Когда Джеймс заговорил, Винтер все еще держала в руках чашку. Увидев его, стоящего на пороге комнаты, она вздрогнула от неожиданности, и кофе пролился на руку. Она с горечью посмотрела на бывшего мужа. Как удастся ей справиться с непрерывным потоком его едких, унизительных колкостей, каждая из которых направлена на то, чтобы испортить ее отношения с сыном? С какой жестокостью он наносит удары, как знает все ее слабые места! Сколько времени вынашивал он свой дьявольский план? “Все на его стороне, — с отчаянием подумала она. И его неожиданный приезд, и само отсутствие, сделавшее его более привлекательным для сына, даже тот факт, что он мужчина…"

Бессонная ночь оставила следы на лице Винтер — она осунулась, побледнела, глаза покраснели и опухли.
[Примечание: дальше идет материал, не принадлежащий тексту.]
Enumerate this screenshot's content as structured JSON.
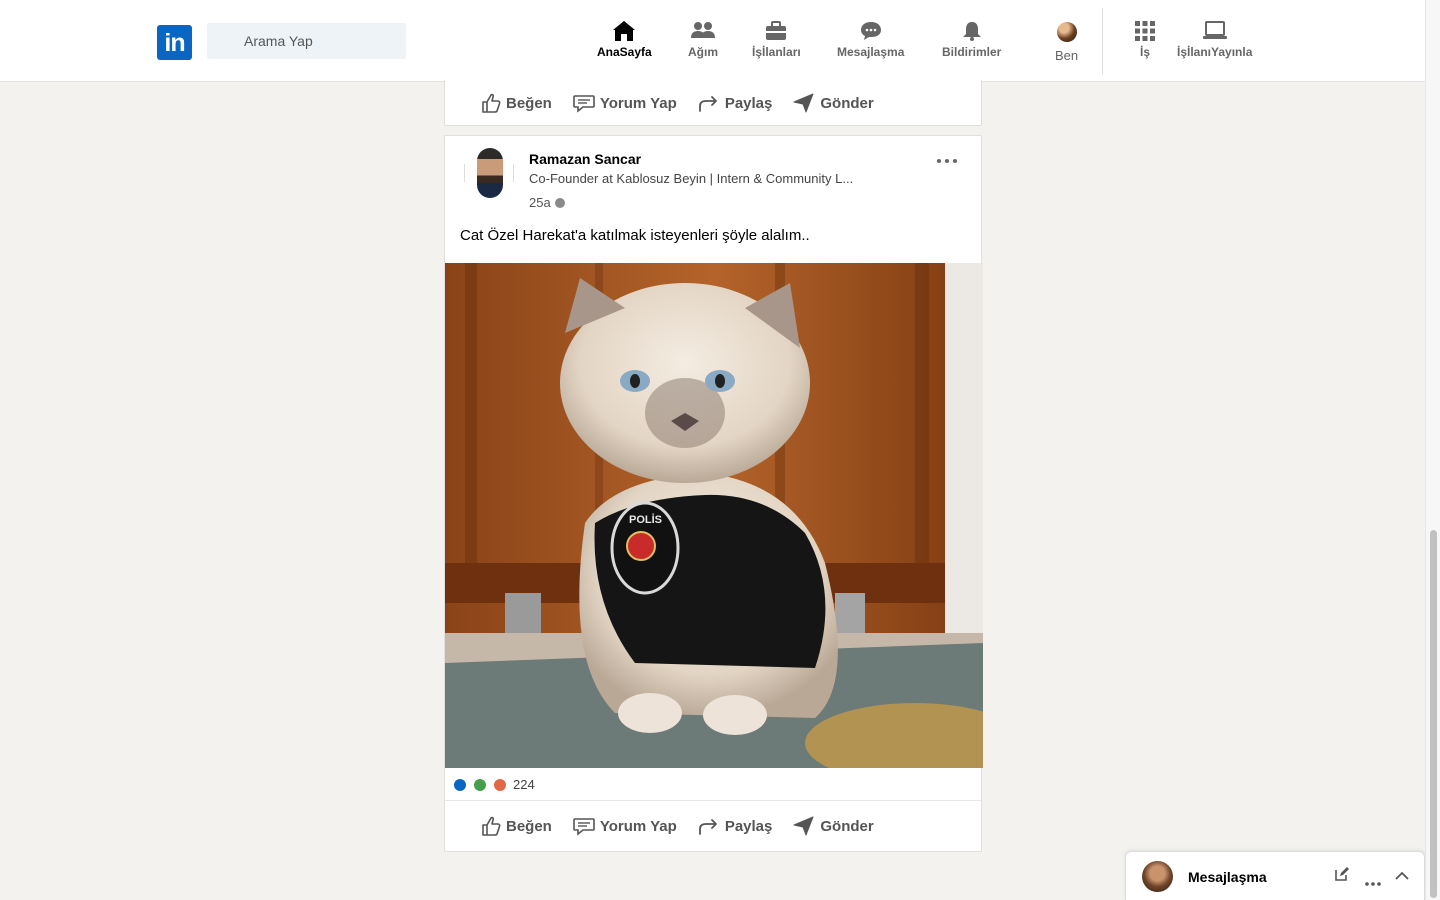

Вин пыталась принять спокойный вид, но это плохо ей удавалось. Джеймс, напротив, выглядел абсолютно невозмутимым, здоровым и бодрым. Из Австралии он вывез темный загар, его густые волосы были аккуратно подстрижены, рубашка с короткими рукавами обнажала сильные, крепкие руки. Она не знала, как он жил в Австралии и с кем, но видела, что он, несомненно, уделял много внимания спорту и физическим упражнениям на свежем воздухе. Тугие бицепсы, прекрасная физическая форма, полное отсутствие какого-либо жирка, плавные движения — этого нельзя было приобрести, все время корпя над созданием компьютерных программ.

За те годы, которые они провели в разлуке, Вин никогда не спрашивала его о том, как и с кем он проводит время. В конце концов, зачем ей это нужно? Он уже ничего для нее не значил. Ведь они разведены… Неожиданно она представила себе, как он, в одних шортах, ставит паруса на маленькой, ярко выкрашенной яхте, а рядом стоит изящная, гибкая девушка со светлыми волосами, наблюдая за его действиями с легкой одобряющей улыбкой.

— Кофе стынет, Винтер.

Это мягкое напоминание резко вернуло ее к действительности. Она вспомнила, что Джеймс находится в ее спальне. Он подошел к постели и присел на край так спокойно, как будто имел все права на этот достаточно интимный поступок. Какое счастье, что на ней была ночная рубашка!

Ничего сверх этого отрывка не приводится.